If the less well-off really are more hostile to welfarism than the bien-pensant classes, that's perfectly logical. It's because they know the soul-deadening and community-dividing impact that blanket welfarism can have (Editor's comment - Not Sure if this is true). It's because they know that being sustained by the state is a miserable existence compared with being busy, independent, self-reliant. It's because they know that NHS hospitals, especially in the poorer parts of Britain, are far from the greatest human creations since the pyramids, but rather are soulless institutions in which families are relentlessly hectored about their lifestyle choices and eating habits, and the old are treated like animals. It's because they know that the offering of "incapacity" benefits to the long-term unemployed encourages these people to see themselves as sick rather than as having been let down by society. It's because they know that workless communities propped up by ceaseless welfare-state intervention tend to become ghost towns, bereft of individual initiative and lacking in social solidarity. After all, if an individual's or family's every financial and therapeutic need is being met by faraway faceless bureaucrats, what earthly need is there for them to strike up relationships within their own communities, to get together with others in the pursuit of daily happiness or a better future? Welfarism, by coaxing the poor man into the all-encompassing bosom of the state, alienates him from his neighbour. Who could love such a system, save those cushioned sections of society that are lucky enough never to have been mangled by it?
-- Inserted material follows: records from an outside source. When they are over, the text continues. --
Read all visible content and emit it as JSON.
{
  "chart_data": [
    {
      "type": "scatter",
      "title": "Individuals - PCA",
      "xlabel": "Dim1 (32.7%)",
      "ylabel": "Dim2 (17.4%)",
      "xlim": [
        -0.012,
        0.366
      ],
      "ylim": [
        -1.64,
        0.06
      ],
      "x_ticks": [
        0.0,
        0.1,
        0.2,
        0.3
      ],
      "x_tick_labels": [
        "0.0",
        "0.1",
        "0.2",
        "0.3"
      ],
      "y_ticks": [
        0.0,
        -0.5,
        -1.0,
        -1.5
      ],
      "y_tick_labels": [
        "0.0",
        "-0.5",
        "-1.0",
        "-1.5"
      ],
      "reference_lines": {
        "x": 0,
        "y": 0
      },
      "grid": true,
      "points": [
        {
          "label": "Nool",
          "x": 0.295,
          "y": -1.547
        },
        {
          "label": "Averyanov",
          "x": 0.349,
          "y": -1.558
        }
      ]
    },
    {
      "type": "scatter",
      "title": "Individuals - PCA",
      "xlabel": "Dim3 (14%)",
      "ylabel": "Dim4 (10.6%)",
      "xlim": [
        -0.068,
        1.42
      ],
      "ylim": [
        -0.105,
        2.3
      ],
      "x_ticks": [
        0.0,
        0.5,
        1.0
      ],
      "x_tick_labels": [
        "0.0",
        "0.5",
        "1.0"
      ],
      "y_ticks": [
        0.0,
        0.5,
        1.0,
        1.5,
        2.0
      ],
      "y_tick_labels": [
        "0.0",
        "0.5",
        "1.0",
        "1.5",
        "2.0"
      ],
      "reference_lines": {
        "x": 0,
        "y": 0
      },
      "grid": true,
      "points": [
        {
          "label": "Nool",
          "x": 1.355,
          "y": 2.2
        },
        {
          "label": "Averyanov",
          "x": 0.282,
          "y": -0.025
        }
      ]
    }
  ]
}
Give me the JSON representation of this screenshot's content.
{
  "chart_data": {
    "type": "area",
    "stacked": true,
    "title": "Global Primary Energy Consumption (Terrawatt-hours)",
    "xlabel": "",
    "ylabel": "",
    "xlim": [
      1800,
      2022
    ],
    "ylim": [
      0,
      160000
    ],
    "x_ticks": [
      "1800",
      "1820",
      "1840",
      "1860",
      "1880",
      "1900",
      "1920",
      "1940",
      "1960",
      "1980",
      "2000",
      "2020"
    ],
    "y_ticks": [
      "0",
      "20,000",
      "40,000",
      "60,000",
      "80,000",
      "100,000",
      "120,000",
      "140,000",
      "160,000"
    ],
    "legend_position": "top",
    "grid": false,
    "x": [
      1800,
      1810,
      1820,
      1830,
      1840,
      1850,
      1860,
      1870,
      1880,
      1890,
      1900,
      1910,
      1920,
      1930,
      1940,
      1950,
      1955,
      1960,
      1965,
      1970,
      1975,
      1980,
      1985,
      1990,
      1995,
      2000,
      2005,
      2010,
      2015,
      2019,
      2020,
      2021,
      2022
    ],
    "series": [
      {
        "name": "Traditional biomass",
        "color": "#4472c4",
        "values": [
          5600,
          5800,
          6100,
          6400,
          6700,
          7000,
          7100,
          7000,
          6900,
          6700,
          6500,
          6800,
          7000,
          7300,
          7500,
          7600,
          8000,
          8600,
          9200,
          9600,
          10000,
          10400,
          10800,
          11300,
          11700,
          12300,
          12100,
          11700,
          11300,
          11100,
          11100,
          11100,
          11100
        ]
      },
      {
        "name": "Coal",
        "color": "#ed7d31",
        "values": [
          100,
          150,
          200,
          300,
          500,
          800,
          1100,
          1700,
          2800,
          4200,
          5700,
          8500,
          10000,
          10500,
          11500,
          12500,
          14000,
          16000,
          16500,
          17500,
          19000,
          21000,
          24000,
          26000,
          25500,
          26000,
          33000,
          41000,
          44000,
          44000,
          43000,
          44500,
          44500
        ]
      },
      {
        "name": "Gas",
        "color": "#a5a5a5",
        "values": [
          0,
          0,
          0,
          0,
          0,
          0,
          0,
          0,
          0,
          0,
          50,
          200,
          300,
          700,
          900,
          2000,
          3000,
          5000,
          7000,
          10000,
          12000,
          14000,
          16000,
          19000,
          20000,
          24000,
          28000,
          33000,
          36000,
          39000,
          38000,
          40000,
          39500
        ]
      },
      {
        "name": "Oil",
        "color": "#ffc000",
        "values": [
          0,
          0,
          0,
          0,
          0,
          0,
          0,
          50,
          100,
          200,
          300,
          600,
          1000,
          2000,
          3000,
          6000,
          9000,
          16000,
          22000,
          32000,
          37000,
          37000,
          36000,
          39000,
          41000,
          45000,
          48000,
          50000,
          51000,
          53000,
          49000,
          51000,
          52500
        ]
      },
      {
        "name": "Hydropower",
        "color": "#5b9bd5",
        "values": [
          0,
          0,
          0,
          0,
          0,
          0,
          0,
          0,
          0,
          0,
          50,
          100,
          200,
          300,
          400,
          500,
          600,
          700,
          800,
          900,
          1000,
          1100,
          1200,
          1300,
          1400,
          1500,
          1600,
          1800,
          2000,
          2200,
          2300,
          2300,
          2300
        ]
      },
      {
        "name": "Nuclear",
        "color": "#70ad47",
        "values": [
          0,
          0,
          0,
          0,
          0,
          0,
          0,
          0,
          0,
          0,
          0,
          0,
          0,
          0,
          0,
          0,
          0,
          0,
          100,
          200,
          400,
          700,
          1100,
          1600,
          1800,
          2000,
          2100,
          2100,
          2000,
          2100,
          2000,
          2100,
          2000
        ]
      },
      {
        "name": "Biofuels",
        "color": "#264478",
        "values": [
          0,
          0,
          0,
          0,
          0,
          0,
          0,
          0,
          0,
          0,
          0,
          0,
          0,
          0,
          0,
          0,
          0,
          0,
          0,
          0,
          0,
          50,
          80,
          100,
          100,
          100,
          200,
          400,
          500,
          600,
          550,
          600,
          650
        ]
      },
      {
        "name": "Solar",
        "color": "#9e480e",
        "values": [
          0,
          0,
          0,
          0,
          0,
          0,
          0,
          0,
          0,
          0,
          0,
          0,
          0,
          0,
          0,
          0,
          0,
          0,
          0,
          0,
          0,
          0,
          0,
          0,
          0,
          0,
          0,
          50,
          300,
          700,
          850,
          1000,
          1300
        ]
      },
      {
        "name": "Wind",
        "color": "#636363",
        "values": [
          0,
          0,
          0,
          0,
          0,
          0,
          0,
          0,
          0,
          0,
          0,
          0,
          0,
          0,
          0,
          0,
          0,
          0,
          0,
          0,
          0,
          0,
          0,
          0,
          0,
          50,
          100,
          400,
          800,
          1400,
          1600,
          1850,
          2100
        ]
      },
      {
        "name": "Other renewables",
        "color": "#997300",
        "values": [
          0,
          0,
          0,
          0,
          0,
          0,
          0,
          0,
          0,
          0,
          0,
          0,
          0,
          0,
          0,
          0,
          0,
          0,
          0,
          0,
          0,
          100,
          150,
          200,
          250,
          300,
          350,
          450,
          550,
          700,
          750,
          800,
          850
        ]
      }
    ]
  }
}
So, all you well-to-do campaigners for the protection or expansion of the welfare state, there is no need to be bemused by the poor's indifference to your battle. For what you love about welfarism – that it insulates the so-called "vulnerable" from the chaotic, often unfair world of the market and struggle and work – is precisely what the poor hate about it (Editor's comment - Am not sure of this conclusion about the poor).